For five months, the city has been paying an officer who was ineligible to work.
Now “past practice” is forcing the city to keep paying Officer Michael Brown, who lost his license in February after pleading guilty to DWI and won’t be able to get it back until after Sept. 15.
But city officials don’t plan to pay anyone else who can’t work. The next police officer whose license is revoked will sit at home without pay until the license is restored, Public Safety Commissioner Wayne Bennett said.
Brown has been on paid suspension for the DWI since April 2009, and may be terminated. If he is not fired before Sept. 15, the city will pay him more than $38,000 for the eight months in which he was legally barred from working.
Bennett learned about Brown’s DWI plea on Monday.
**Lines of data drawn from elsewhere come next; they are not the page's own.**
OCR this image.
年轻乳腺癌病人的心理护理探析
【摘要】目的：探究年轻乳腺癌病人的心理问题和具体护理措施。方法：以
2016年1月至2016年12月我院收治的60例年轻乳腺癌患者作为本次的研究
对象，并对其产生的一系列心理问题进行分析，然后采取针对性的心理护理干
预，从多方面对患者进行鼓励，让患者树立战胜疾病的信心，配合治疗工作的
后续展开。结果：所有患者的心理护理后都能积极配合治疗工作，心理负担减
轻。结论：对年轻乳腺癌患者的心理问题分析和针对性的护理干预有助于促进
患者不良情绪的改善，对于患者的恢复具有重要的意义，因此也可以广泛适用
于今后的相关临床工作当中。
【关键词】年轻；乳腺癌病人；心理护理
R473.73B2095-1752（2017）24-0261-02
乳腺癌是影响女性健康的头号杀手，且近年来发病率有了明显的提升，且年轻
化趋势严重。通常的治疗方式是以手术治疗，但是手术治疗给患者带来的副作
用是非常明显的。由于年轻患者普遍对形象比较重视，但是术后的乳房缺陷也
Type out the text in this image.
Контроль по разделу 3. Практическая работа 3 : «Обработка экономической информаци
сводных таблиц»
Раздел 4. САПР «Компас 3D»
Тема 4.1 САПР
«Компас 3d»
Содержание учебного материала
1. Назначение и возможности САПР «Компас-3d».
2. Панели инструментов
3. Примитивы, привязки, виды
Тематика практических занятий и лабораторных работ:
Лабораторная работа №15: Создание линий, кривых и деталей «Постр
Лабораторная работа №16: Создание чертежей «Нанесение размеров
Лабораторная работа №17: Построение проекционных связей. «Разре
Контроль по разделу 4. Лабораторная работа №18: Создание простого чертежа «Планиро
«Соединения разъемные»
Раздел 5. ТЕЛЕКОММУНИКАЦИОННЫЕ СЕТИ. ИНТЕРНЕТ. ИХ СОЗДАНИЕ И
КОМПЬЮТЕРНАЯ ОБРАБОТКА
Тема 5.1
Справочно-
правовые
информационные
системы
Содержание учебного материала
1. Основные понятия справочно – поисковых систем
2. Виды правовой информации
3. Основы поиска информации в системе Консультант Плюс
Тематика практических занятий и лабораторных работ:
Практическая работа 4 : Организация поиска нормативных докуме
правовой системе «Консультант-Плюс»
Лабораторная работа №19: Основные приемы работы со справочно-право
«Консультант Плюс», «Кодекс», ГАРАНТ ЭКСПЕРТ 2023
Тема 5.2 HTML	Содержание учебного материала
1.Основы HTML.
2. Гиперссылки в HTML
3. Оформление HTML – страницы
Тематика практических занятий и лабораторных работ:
But his next step — which was to stop paying Brown — was blocked.
Chief Mark Chaires told him that years ago an officer who lost his license was allowed to take an indoors-only job until he got his license back. The union could use that deal to argue that Brown should get paid as well.
“I’ve told the chief that’s not acceptable,” Bennett said. “I don’t think it’s reasonable to tell your employer to make accommodations for your own misconduct.”
Jay Girvin, the city’s special attorney for police disciplinary matters, is now preparing a statement to revoke that “past practice.” He will announce that from now on, all officers must have a valid license. Those who lose their license won’t necessarily lose their job, but they won’t get paid until they get their license back.
“Henceforth, anyone who does not have a license to drive does not meet the job requirements,” Bennett said. “The city has a right to tell the other side, effective a certain date, we’re reasserting our rights under the contract.”
Bennett is also unhappy with a decision made nearly four years ago by former Chief Michael N. Geraci Sr.
When officer Darren Lawrence was involved in an off-duty crash in Colonie in 2006, Geraci agreed to wait on disciplinary charges while the Albany County District Attorney’s Office pressed criminal charges. That agreement may have sunk the city’s case to fire Lawrence. City attorneys did not present any evidence from the incident, in which Lawrence was accused of driving drunk, crashing his girlfriend’s car, beating his injured passenger to stop him from reporting the accident, and then fleeing the scene on foot before police could arrive with a Breathalyzer test.
Because police could not test his breath, they did not charge him with DWI. Instead he was charged with leaving the scene of an accident and harassment in connection to the fight with his passenger.
Lawrence served a 30-day unpaid suspension and then returned to work while the criminal case worked its way through the system. But his case was repeatedly adjourned and has still not been resolved. His latest hearing date is tonight.
In 2008, after officers had to drag Lawrence out of a bar brawl, Mayor Brian U. Stratton tried to have him fired. But at a closed-door hearing, the city only presented evidence from the bar brawl. The earlier incident was never discussed.
Now the hearing officer has recommended that Lawrence’s original 30-day suspension was enough punishment for a bar brawl, sources said.
Stratton is signalling that he may fire Lawrence anyway, saying that the alleged DWI incident is “still weighing heavily on my mind.”
“I am the mayor and I have to make the final call on whether any officer is fit to serve,” Stratton said. “I’m not necessarily bound by what [the hearing officer] recommends.”
Bennett said he would have presented the alleged DWI case to the hearing officer.
“Would I have preferred that? Yes,” he said, adding that the Police Department had agreed to wait until the DA’s office finished its prosecution.
“Those decisions were made by [Chief] Geraci,” he said. “In retrospect, I think it’s lingered long enough that there was sufficient opportunity to conclude this in Colonie [Town] Court.”
He said that the DA’s office wanted the Police Department to wait because presenting all of its evidence at a disciplinary hearing would put it at a disadvantage when the matter came to court.
“You don’t want to jeopardize the criminal case,” Bennett explained, before adding that he thought a four-year delay was unacceptable.
He suggested that Lawrence asked for adjournments to avoid being disciplined by the Police Department.
“Had he been convicted in Colonie court, it would have strengthened the administrative case,” Bennett said.